La Epístola a los Efesios es una carta escrita por el apóstol Pablo en el final de su ministerio, desde la prisión en Roma, dirigida a la iglesia en Éfeso. En esta carta se manifiesta claramente la profunda comprensión espiritual de Pablo acerca de la iglesia. Mientras que la Epístola a los Colosenses trata sobre “el misterio de Dios, que es Cristo”, Efesios habla acerca de “el misterio de Cristo, que es la iglesia”.
Al inicio de su ministerio, Pablo no comprendía plenamente este misterio. Sin embargo, al ver que los judíos rechazaban el evangelio, y que a partir de ello el evangelio era predicado a los gentiles, muchos llegaron al arrepentimiento, recibieron la salvación y comenzaron a servir a Dios. Además, al observar cómo las iglesias gentiles ayudaban a la iglesia de Jerusalén en tiempos de hambre, Pablo llegó a comprender que la iglesia que Dios había planeado consiste en judíos y gentiles que, en Cristo, son santificados por la fe en su gracia, y que juntos son edificados como un solo templo, llegando a ser morada de Dios.
A esto Pablo lo llamó “la dispensación de Dios”. Asimismo, afirmó que el hecho de que judíos y gentiles lleguen a ser un solo cuerpo en Cristo es una predestinación establecida por Dios desde antes de la creación del mundo. La predestinación de la que habla Efesios no se refiere a individuos específicos, sino a una comunidad que incluye a todos los gentiles, representados como “los efesios”, lo cual se puede entender claramente a través del contexto general de la carta. Por ello, Pablo se gloriaba en ser apóstol de los gentiles.

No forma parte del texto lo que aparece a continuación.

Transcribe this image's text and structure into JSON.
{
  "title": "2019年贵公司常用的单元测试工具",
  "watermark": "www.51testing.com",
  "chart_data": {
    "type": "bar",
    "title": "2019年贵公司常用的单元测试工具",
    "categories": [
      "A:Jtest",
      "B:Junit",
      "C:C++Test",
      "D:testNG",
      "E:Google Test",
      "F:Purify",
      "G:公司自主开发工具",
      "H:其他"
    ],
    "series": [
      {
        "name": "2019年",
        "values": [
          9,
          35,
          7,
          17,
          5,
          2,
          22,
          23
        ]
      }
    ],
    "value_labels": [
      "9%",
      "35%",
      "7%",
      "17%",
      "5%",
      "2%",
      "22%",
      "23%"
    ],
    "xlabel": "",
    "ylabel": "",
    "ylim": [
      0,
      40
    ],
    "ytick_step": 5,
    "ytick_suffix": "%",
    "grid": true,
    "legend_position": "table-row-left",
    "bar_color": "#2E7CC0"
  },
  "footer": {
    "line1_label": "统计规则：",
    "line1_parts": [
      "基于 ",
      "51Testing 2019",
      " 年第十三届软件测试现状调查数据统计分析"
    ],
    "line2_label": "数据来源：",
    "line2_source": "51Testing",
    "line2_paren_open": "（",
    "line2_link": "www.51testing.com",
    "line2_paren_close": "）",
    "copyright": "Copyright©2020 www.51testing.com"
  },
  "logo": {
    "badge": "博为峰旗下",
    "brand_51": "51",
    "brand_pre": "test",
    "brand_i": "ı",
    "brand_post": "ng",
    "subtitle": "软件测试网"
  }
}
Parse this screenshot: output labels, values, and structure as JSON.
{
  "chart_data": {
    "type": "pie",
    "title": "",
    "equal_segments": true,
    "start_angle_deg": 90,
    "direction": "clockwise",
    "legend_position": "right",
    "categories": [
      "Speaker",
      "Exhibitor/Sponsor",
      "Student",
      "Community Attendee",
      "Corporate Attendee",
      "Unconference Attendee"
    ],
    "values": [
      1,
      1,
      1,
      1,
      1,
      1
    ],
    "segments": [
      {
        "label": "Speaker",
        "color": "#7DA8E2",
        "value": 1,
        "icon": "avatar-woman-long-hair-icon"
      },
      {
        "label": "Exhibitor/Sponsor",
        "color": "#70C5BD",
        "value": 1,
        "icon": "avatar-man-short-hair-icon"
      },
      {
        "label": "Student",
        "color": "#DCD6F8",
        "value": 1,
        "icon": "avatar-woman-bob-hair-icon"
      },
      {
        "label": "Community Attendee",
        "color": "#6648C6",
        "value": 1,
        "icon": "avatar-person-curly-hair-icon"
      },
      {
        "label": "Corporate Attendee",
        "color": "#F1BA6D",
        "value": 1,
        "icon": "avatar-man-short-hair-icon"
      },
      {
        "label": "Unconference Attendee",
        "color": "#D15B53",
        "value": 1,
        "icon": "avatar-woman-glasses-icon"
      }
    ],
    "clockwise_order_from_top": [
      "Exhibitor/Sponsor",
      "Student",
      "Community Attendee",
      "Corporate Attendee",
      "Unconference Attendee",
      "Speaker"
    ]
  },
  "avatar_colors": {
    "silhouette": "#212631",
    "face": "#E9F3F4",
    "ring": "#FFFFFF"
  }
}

En Jeremías 18, Dios lleva al profeta a la casa del alfarero para enseñarle acerca de su predestinación. Allí presenta el ejemplo de dos naciones. La primera es una nación que Dios había decidido destruir, pero si se arrepiente y se aparta de su mal camino, Dios cambia su propósito y la salva. La segunda es una nación que Dios había establecido, pero si hace lo malo, Dios cambia su intención respecto a ella. La primera representa a los gentiles, y la segunda a Israel. El apóstol Pablo también cita este pasaje en Romanos 9 y enseña lo mismo.
Dios es un juez justo. El criterio de su juicio es el arrepentimiento y la fe de cada persona y de cada nación. Dios salva a aquellos que se apartan de su mal camino, creen en el evangelio y obedecen. Él no actúa injustamente eligiendo arbitrariamente a ciertos pueblos o individuos para favorecerlos, lo cual iría en contra de su santidad y su justicia.
Aun cuando Israel ahora esté endurecido, si humilla su corazón y se arrepiente, la Biblia afirma claramente que Dios también les concederá la misma misericordia y gracia. Esto es lo que la Escritura enseña acerca de la predestinación, y al comprenderlo correctamente, nuestra fe se enriquece aún más.
“Bendito sea el Dios y Padre de nuestro Señor Jesucristo, que nos bendijo con toda bendición espiritual en los lugares celestiales en Cristo, según nos escogió en él antes de la fundación del mundo, para que fuésemos santos y sin mancha delante de él, en amor habiéndonos predestinado para ser adoptados hijos suyos por medio de Jesucristo, según el puro afecto de su voluntad, para alabanza de la gloria de su gracia, con la cual nos hizo aceptos en el Amado.”